All of a sudden I heard loud banging come from the door. People inside were pushing me and hitting me to not open the door. I opened it anyway and pulled people in to safety. Each person that grabbed me held on for dear life. I probably got about 10 people inside of the store. They all hugged me but I had to keep doing my job and directed them to the back where it was safer.

We all sat in the store for some time. We waited for the dust and smoke to get to the point where we could walk in it. I took the tie that I was wearing and wrapped it around my nose and mouth to try and keep me from breathing in the debris. I couldn’t see and I was bleeding everywhere. I made my way over to the command center and was given instructions on what I needed to do. It ended up being one of those investigative days. I was there until 11:00 that night.

Supposedly when I was walking to the building I worked at, two detectives I worked with saw me and immediately saw that I was not okay. They ended up driving me to Manhasset Long Island Hospital.  The medical workers treated my injuries and helped me get back into good shape. I ended up being there for a few hours. I left with a couple stitches on my forehead and bandages on several parts of my body from where I was cut. Afterwards, they drove me home.

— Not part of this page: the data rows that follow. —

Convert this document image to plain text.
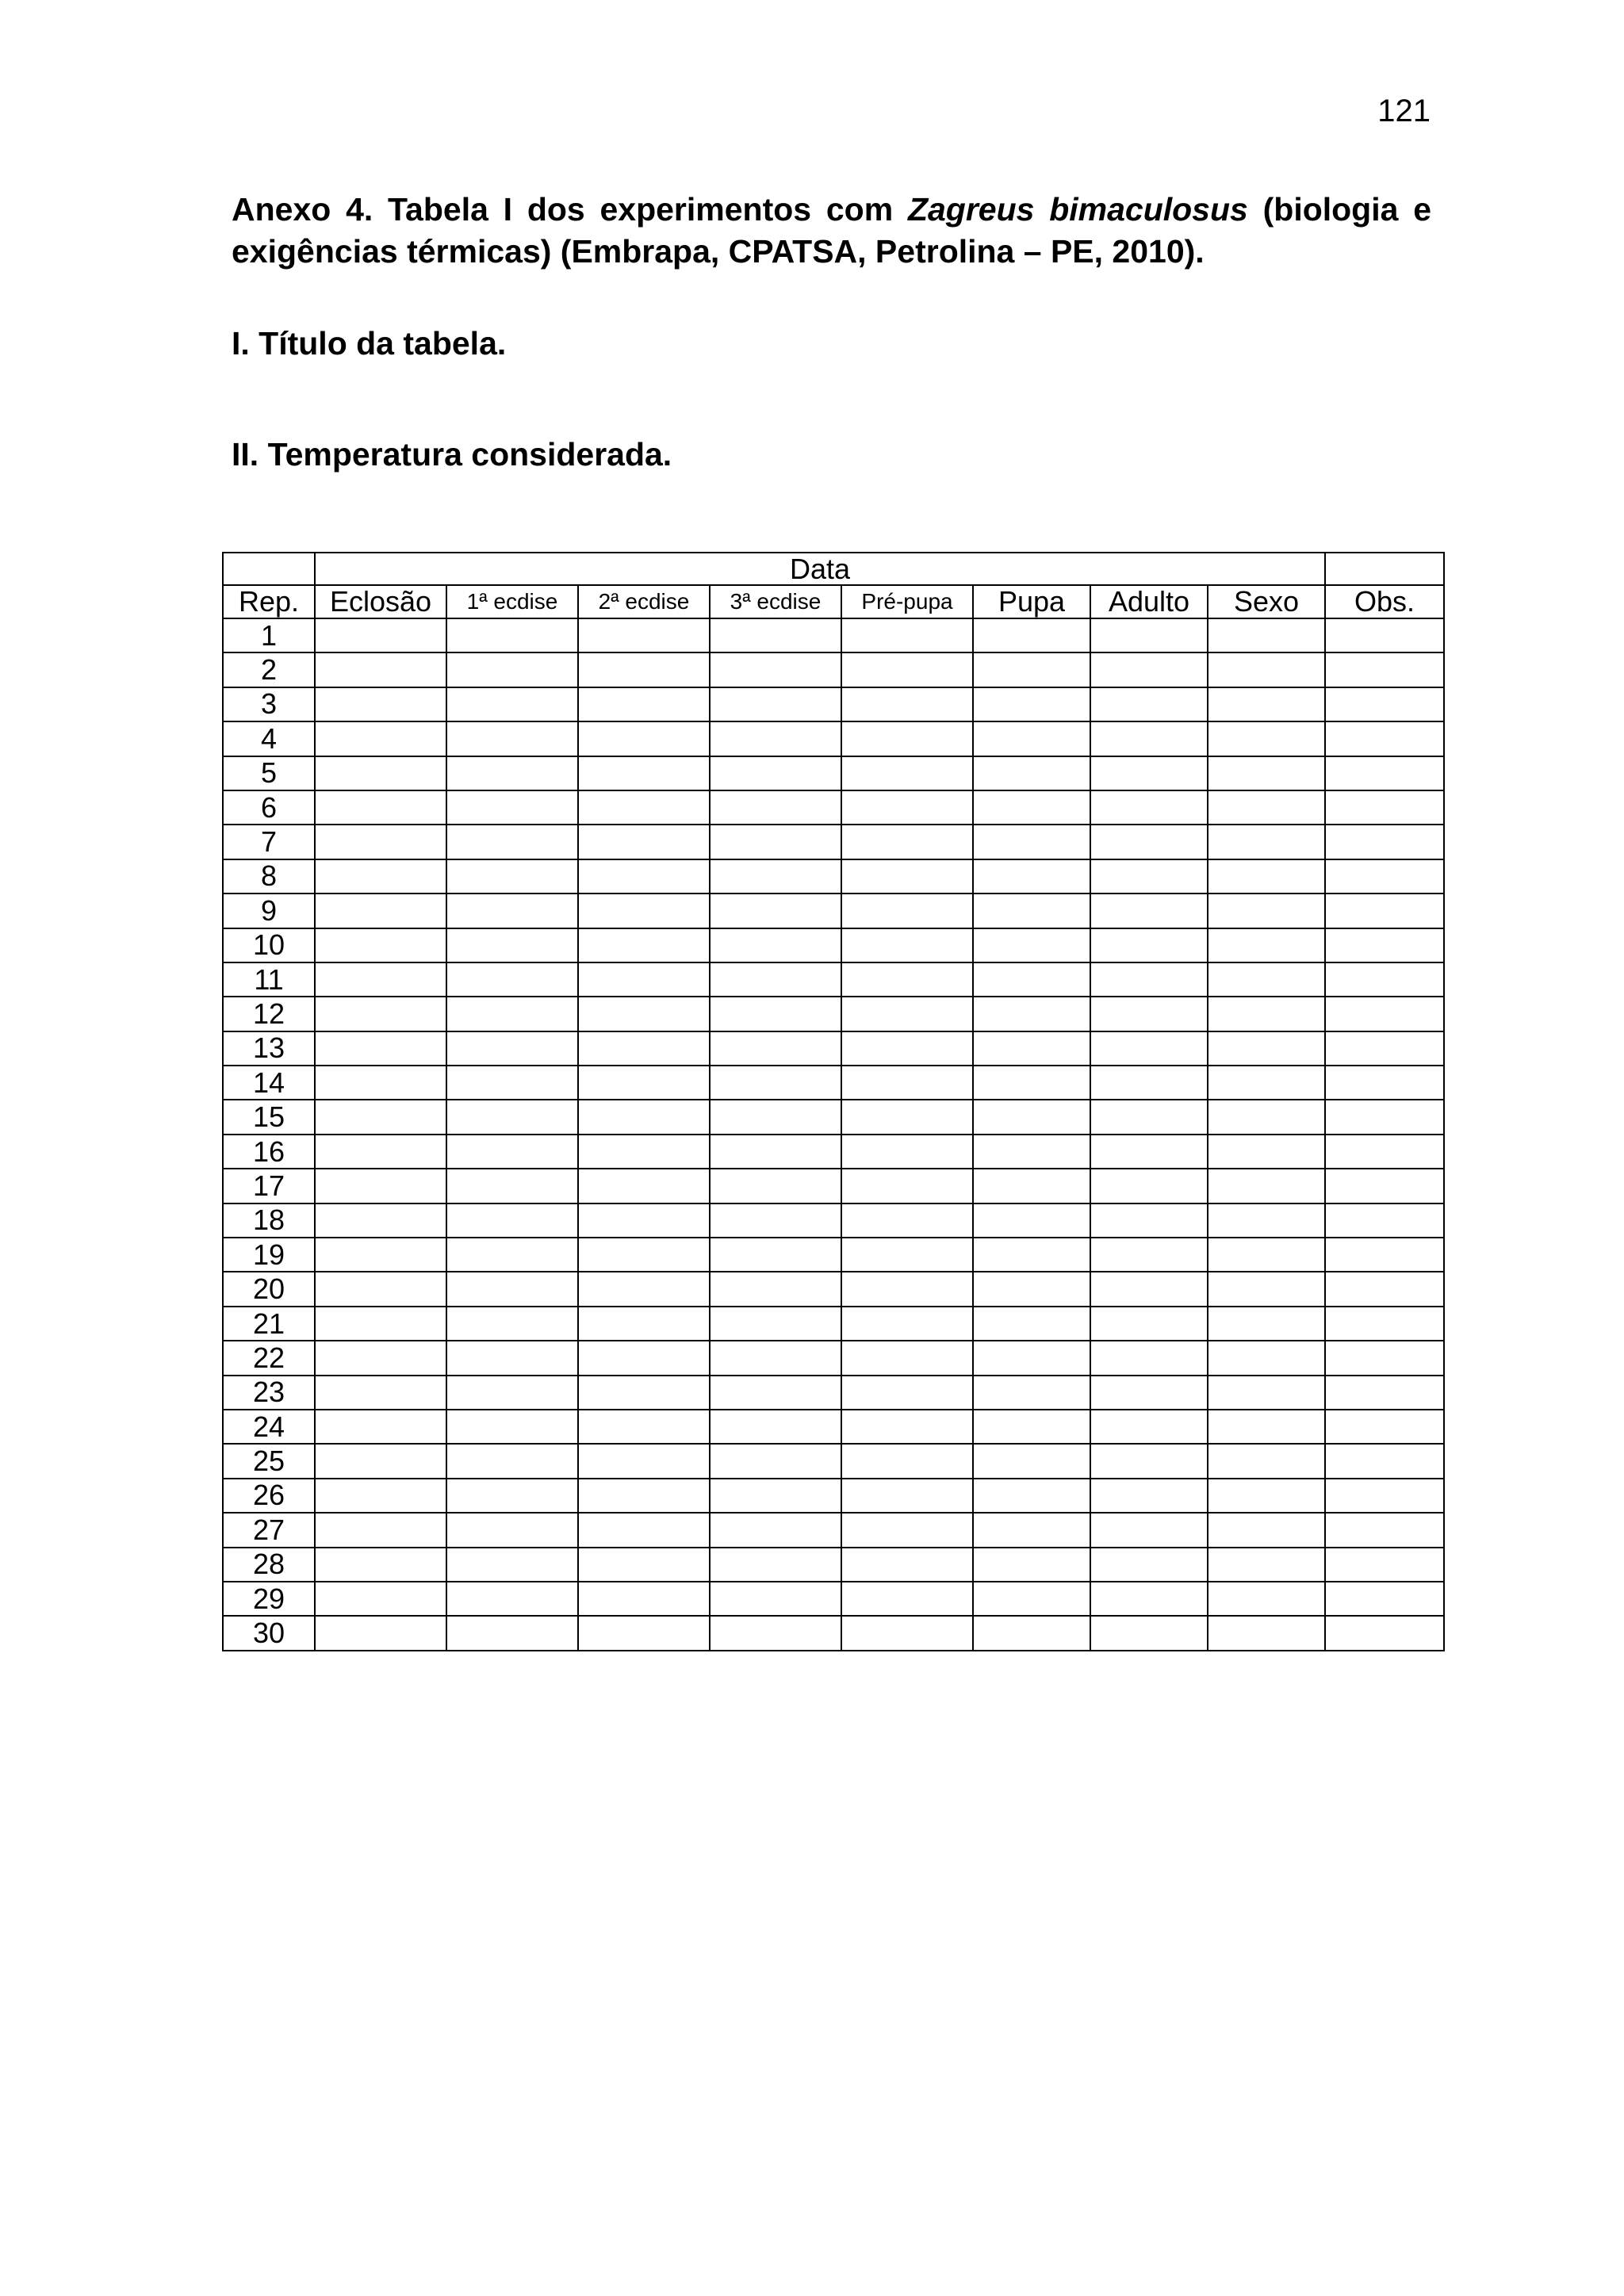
121
Anexo 4. Tabela I dos experimentos com Zagreus bimaculosus (biologia e exigências térmicas) (Embrapa, CPATSA, Petrolina – PE, 2010).
I. Título da tabela.
II. Temperatura considerada.
	Data								
Rep.	Eclosão	1ª ecdise	2ª ecdise	3ª ecdise	Pré-pupa	Pupa	Adulto	Sexo	Obs.
1									
2									
3									
4									
5									
6									
7									
8									
9									
10									
11									
12									
13									
14									
15									
16									
17									
18									
19									
20									
21									
22									
23									
24									
25									
26									
27									
28									
29									
30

The next day I got dressed in a pair of jeans that I didn’t care about and a pair of boots. I was at the (Word Trade Center) site from early in the morning to late at night, searching through the debris and helping investigate the attack. I did this for the next six months. A couple of guys that I knew from the job died, one being a fireman named Sergio Villanueva.

My health has never been the same since that day. I take at least 12 pills a day for various illnesses that have affected me. I still have the scar on my chest and stomach from when they tried to fix my esophagus and digestive track due to the debris. I suffer from high blood pressure, headaches, and asthma. The government helps the first responders who were affected by 9/11 to help let us know of any long-term effects like cancer.

As well as my physical health, my mental health hasn’t been the same. It has still been hard to watch and view any footage from that day. I am very fortunate to have survived an event like that. I thank God every day to be alive.